Hurry up. We're trading phones to prevent drunk texting.
I've heard so many rumors about me being taken home in an ambulance I'm starting to believe them.
Going to the hospital for stitches on my balls. Mom walked in on me manscaping with an electric razor. Tell NOBODY.
I know for sure he's a bro because he closed the door so my gf didn't see me hooking up with her cousin.
You were definitely doing something right. You could only see the colored parts of his eyes a couple of times. I was pretty sure he was dead at some point.
Dude. Get me out of here. I'm surrounded by glitter-faced 40 year olds in halter tops. The desperation here is so thick you can taste it.

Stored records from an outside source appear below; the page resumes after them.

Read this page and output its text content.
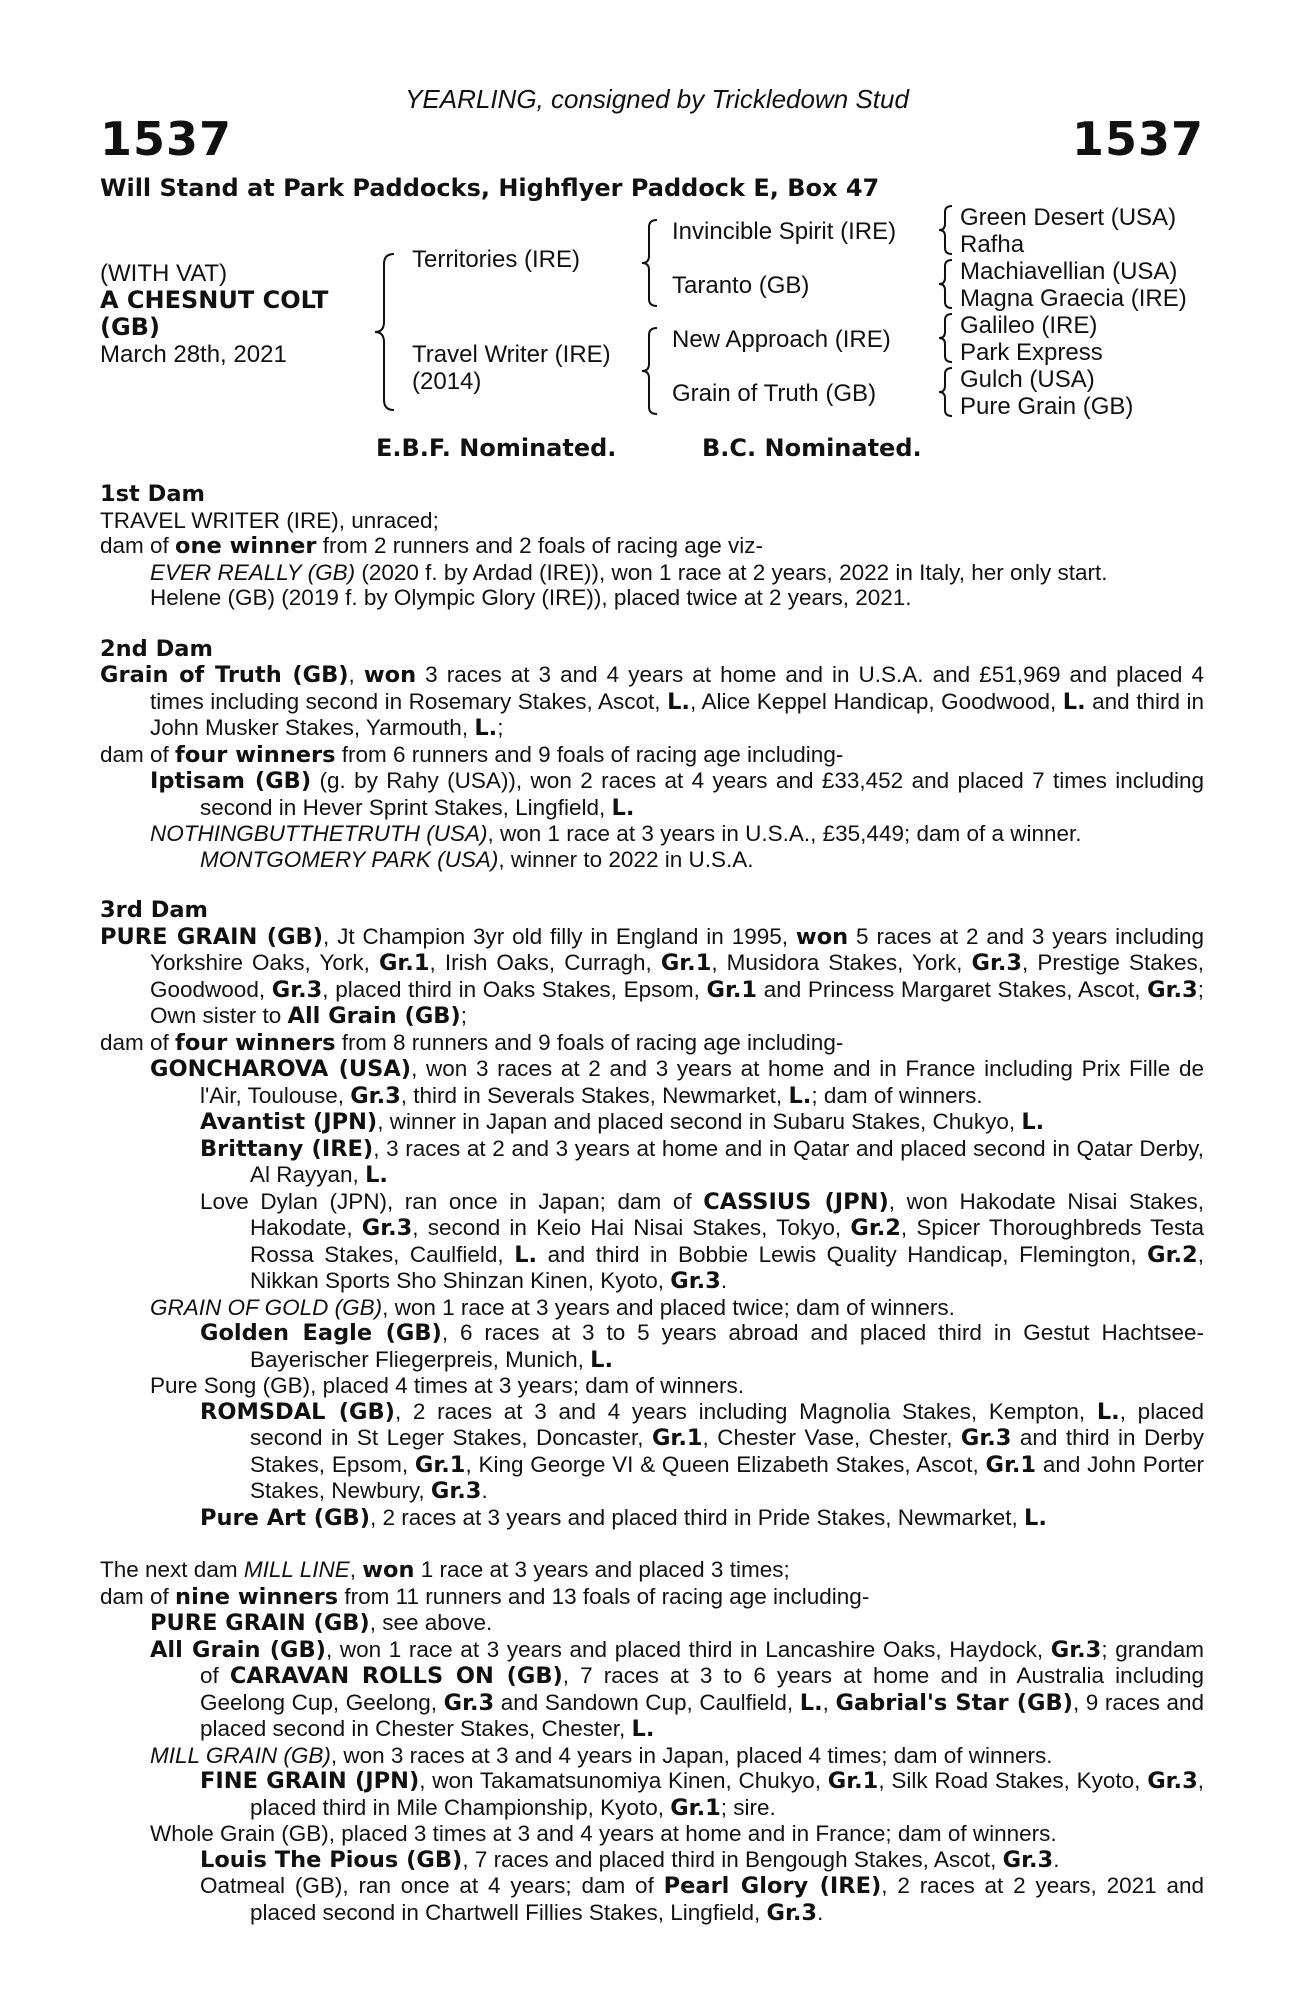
YEARLING, consigned by Trickledown Stud
1537	1537
Will Stand at Park Paddocks, Highflyer Paddock E, Box 47
(WITH VAT)
A CHESNUT COLT
(GB)
March 28th, 2021
Territories (IRE)
Travel Writer (IRE)
(2014)
Invincible Spirit (IRE)
Taranto (GB)
New Approach (IRE)
Grain of Truth (GB)
Green Desert (USA)
Rafha
Machiavellian (USA)
Magna Graecia (IRE)
Galileo (IRE)
Park Express
Gulch (USA)
Pure Grain (GB)
E.B.F. Nominated.	B.C. Nominated.
1st Dam
TRAVEL WRITER (IRE), unraced;
dam of one winner from 2 runners and 2 foals of racing age viz-
EVER REALLY (GB) (2020 f. by Ardad (IRE)), won 1 race at 2 years, 2022 in Italy, her only start.
Helene (GB) (2019 f. by Olympic Glory (IRE)), placed twice at 2 years, 2021.
2nd Dam
Grain of Truth (GB), won 3 races at 3 and 4 years at home and in U.S.A. and £51,969 and placed 4 times including second in Rosemary Stakes, Ascot, L., Alice Keppel Handicap, Goodwood, L. and third in John Musker Stakes, Yarmouth, L.;
dam of four winners from 6 runners and 9 foals of racing age including-
Iptisam (GB) (g. by Rahy (USA)), won 2 races at 4 years and £33,452 and placed 7 times including second in Hever Sprint Stakes, Lingfield, L.
NOTHINGBUTTHETRUTH (USA), won 1 race at 3 years in U.S.A., £35,449; dam of a winner.
MONTGOMERY PARK (USA), winner to 2022 in U.S.A.
3rd Dam
PURE GRAIN (GB), Jt Champion 3yr old filly in England in 1995, won 5 races at 2 and 3 years including Yorkshire Oaks, York, Gr.1, Irish Oaks, Curragh, Gr.1, Musidora Stakes, York, Gr.3, Prestige Stakes, Goodwood, Gr.3, placed third in Oaks Stakes, Epsom, Gr.1 and Princess Margaret Stakes, Ascot, Gr.3; Own sister to All Grain (GB);
dam of four winners from 8 runners and 9 foals of racing age including-
GONCHAROVA (USA), won 3 races at 2 and 3 years at home and in France including Prix Fille de l'Air, Toulouse, Gr.3, third in Severals Stakes, Newmarket, L.; dam of winners.
Avantist (JPN), winner in Japan and placed second in Subaru Stakes, Chukyo, L.
Brittany (IRE), 3 races at 2 and 3 years at home and in Qatar and placed second in Qatar Derby, Al Rayyan, L.
Love Dylan (JPN), ran once in Japan; dam of CASSIUS (JPN), won Hakodate Nisai Stakes, Hakodate, Gr.3, second in Keio Hai Nisai Stakes, Tokyo, Gr.2, Spicer Thoroughbreds Testa Rossa Stakes, Caulfield, L. and third in Bobbie Lewis Quality Handicap, Flemington, Gr.2, Nikkan Sports Sho Shinzan Kinen, Kyoto, Gr.3.
GRAIN OF GOLD (GB), won 1 race at 3 years and placed twice; dam of winners.
Golden Eagle (GB), 6 races at 3 to 5 years abroad and placed third in Gestut Hachtsee-Bayerischer Fliegerpreis, Munich, L.
Pure Song (GB), placed 4 times at 3 years; dam of winners.
ROMSDAL (GB), 2 races at 3 and 4 years including Magnolia Stakes, Kempton, L., placed second in St Leger Stakes, Doncaster, Gr.1, Chester Vase, Chester, Gr.3 and third in Derby Stakes, Epsom, Gr.1, King George VI & Queen Elizabeth Stakes, Ascot, Gr.1 and John Porter Stakes, Newbury, Gr.3.
Pure Art (GB), 2 races at 3 years and placed third in Pride Stakes, Newmarket, L.
The next dam MILL LINE, won 1 race at 3 years and placed 3 times;
dam of nine winners from 11 runners and 13 foals of racing age including-
PURE GRAIN (GB), see above.
All Grain (GB), won 1 race at 3 years and placed third in Lancashire Oaks, Haydock, Gr.3; grandam of CARAVAN ROLLS ON (GB), 7 races at 3 to 6 years at home and in Australia including Geelong Cup, Geelong, Gr.3 and Sandown Cup, Caulfield, L., Gabrial's Star (GB), 9 races and placed second in Chester Stakes, Chester, L.
MILL GRAIN (GB), won 3 races at 3 and 4 years in Japan, placed 4 times; dam of winners.
FINE GRAIN (JPN), won Takamatsunomiya Kinen, Chukyo, Gr.1, Silk Road Stakes, Kyoto, Gr.3, placed third in Mile Championship, Kyoto, Gr.1; sire.
Whole Grain (GB), placed 3 times at 3 and 4 years at home and in France; dam of winners.
Louis The Pious (GB), 7 races and placed third in Bengough Stakes, Ascot, Gr.3.
Oatmeal (GB), ran once at 4 years; dam of Pearl Glory (IRE), 2 races at 2 years, 2021 and placed second in Chartwell Fillies Stakes, Lingfield, Gr.3.
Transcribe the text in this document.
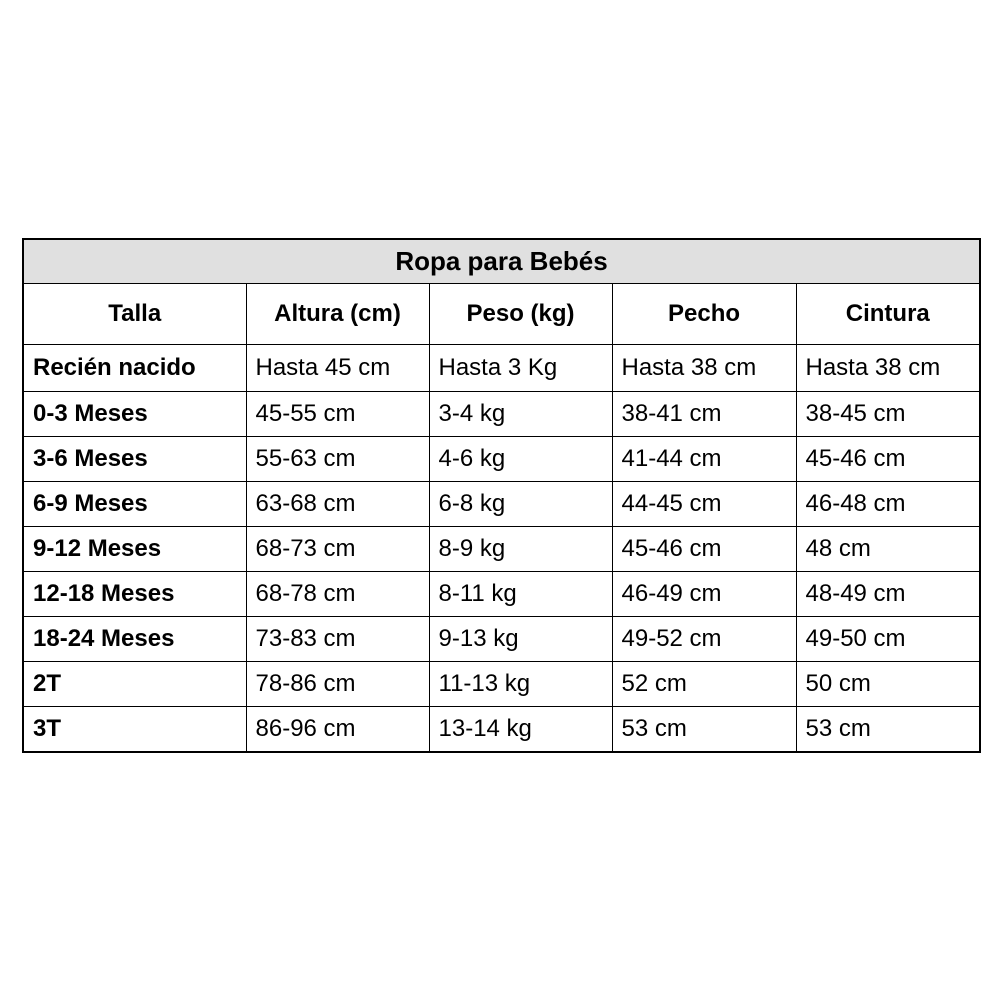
Ropa para Bebés				
Talla	Altura (cm)	Peso (kg)	Pecho	Cintura
Recién nacido	Hasta 45 cm	Hasta 3 Kg	Hasta 38 cm	Hasta 38 cm
0-3 Meses	45-55 cm	3-4 kg	38-41 cm	38-45 cm
3-6 Meses	55-63 cm	4-6 kg	41-44 cm	45-46 cm
6-9 Meses	63-68 cm	6-8 kg	44-45 cm	46-48 cm
9-12 Meses	68-73 cm	8-9 kg	45-46 cm	48 cm
12-18 Meses	68-78 cm	8-11 kg	46-49 cm	48-49 cm
18-24 Meses	73-83 cm	9-13 kg	49-52 cm	49-50 cm
2T	78-86 cm	11-13 kg	52 cm	50 cm
3T	86-96 cm	13-14 kg	53 cm	53 cm
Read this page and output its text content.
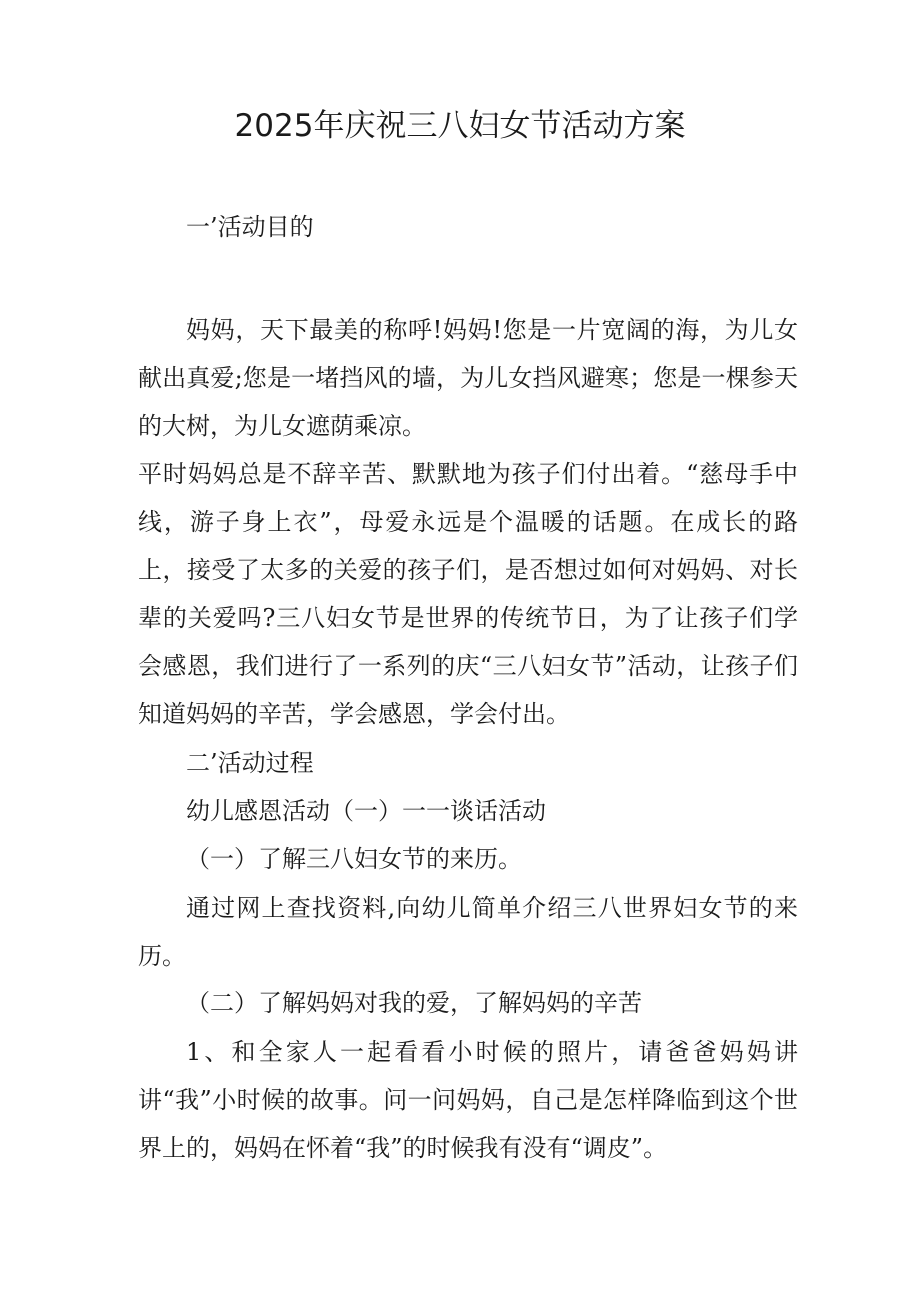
2025年庆祝三八妇女节活动方案

一’活动目的

妈妈，天下最美的称呼!妈妈!您是一片宽阔的海，为儿女献出真爱;您是一堵挡风的墙，为儿女挡风避寒；您是一棵参天的大树，为儿女遮荫乘凉。

平时妈妈总是不辞辛苦、默默地为孩子们付出着。“慈母手中线，游子身上衣”，母爱永远是个温暖的话题。在成长的路上，接受了太多的关爱的孩子们，是否想过如何对妈妈、对长辈的关爱吗?三八妇女节是世界的传统节日，为了让孩子们学会感恩，我们进行了一系列的庆“三八妇女节”活动，让孩子们知道妈妈的辛苦，学会感恩，学会付出。

二’活动过程

幼儿感恩活动（一）一一谈话活动

（一）了解三八妇女节的来历。

通过网上查找资料,向幼儿简单介绍三八世界妇女节的来历。

（二）了解妈妈对我的爱，了解妈妈的辛苦

1、和全家人一起看看小时候的照片，请爸爸妈妈讲讲“我”小时候的故事。问一问妈妈，自己是怎样降临到这个世界上的，妈妈在怀着“我”的时候我有没有“调皮”。
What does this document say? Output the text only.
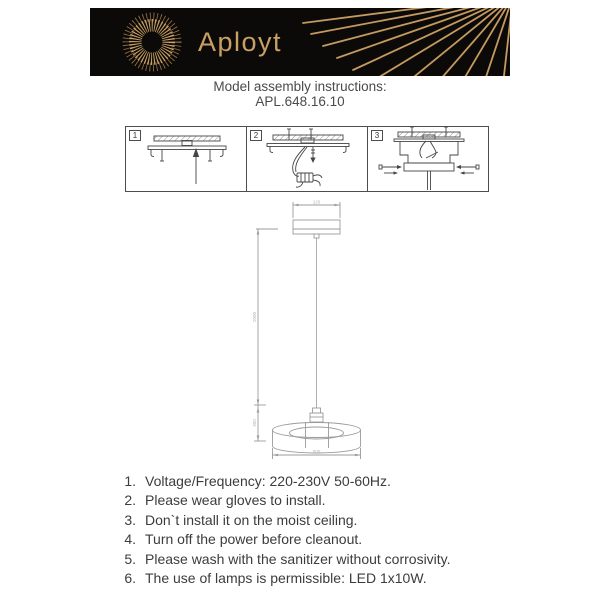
Aployt
Model assembly instructions:
APL.648.16.10
1	2	3
120
2000
300
500
1. Voltage/Frequency: 220-230V 50-60Hz.
2. Please wear gloves to install.
3. Don`t install it on the moist ceiling.
4. Turn off the power before cleanout.
5. Please wash with the sanitizer without corrosivity.
6. The use of lamps is permissible: LED 1x10W.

i only stock magnum condoms so if the guy i bring home doesn't fit in them he only gets to eat me out. no exceptions.
The bald guy bought me a shot so I chugged it and then walked out to the middle of the dance floor and told an old woman that might be your moms twin to bend it over...We didn't end on a good note though. Dude she stepped on my vans.
Blood work from physical was all good, apparently heavy alcohol use agrees with me
Woke up with a 6lb bucket of Redvines with a note that said "I'm sorry" care to explain?
I need to reevaluate my stance on weekday hangovers...
She was topless, yelling this is Sparta, threatening to push her dad into the sewer. I am pretty sure she won't be at school.
I just read my D.A.R.E. essay from 5th grade. I'm having mixed feelings about my previous life choices right now.
I'll pick u up. I have to buy a new sofa cover anyway. I swear I've never seem a girl cum like that before.
I asked him if we were exclusive and he followed up with, "If a tree falls in the woods and no ones around, does it still make a sound?" Wtf am I supposed to do with that?!